Bu insan müsveddesi tek bir örnek olsaydı “İstisnai bir olay, akli dengesi yerinde değil.” deyip geçerdik. Ancak bu caniler hayatın her alanında karşımıza çıkabilecek, potansiyel katillerdir. Çoğunlukla da dinî inançları, kendilerine siper etmekteler. Kadın cinayetleri ve çocuk tecavüzlerinde karşımıza çıkanlar da hep bu güya hassas inançlılar(!). İnsanlık suçu işlendiğinde suspus olan bu tipler; içlerindeki katili bastırmayı, inançsız birini gördüklerinde keserler. Yine bunların büyük bölümünün fotoğraf albümünde, devlet yetkilileriyle boy boy pozlar vardır. Şaşırtmazlar.

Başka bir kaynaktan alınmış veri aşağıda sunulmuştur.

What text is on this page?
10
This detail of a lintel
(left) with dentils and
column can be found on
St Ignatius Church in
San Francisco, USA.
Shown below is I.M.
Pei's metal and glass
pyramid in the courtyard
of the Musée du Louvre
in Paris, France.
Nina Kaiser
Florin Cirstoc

İnanç hassasiyeti, suç işlemenin bahanesi oldu ve bu durum toplum tarafından kanıksanmaya çok müsait. Bundandır ki herhangi bir katilden daha tehlikelidir bu tipler. Toplumun sırtında bir kambur, milletin üzerinde utanç yüküdürler. Çok geç olmadan ağırlaştırılmış cezalara çarptırılmaları, temel insani özellikleri öğrenene kadar rehabilite edilmeleri ve hatta toplumdan ömür boyu tecrit edilmeleri gerekir. Bu ülke, dini istismar eden ve cezasız kalacağını düşünenlere bırakılmamalı!

Bilinmeli ki din uğruna gerçekleştirilen her cinayetin sorumlusu, sadece katil değil onu el altından destekleyen toplumsal taban ve siyasi yansımasıdır da.

Ateizm Derneği olarak hukuk devletinin evrensel düzeyde yeniden tesis edilmesi, yargının bağımsızlığı, çökertilmiş eğitim sisteminin laiklik baz alınarak yapılandırılması ve bu tip katliamların yeniden yaşanmaması için dik duruyor, çaba gösteriyoruz. Çünkü çirkefin bataklığını kurutunca mikroplar da kalmayacak, biliyoruz!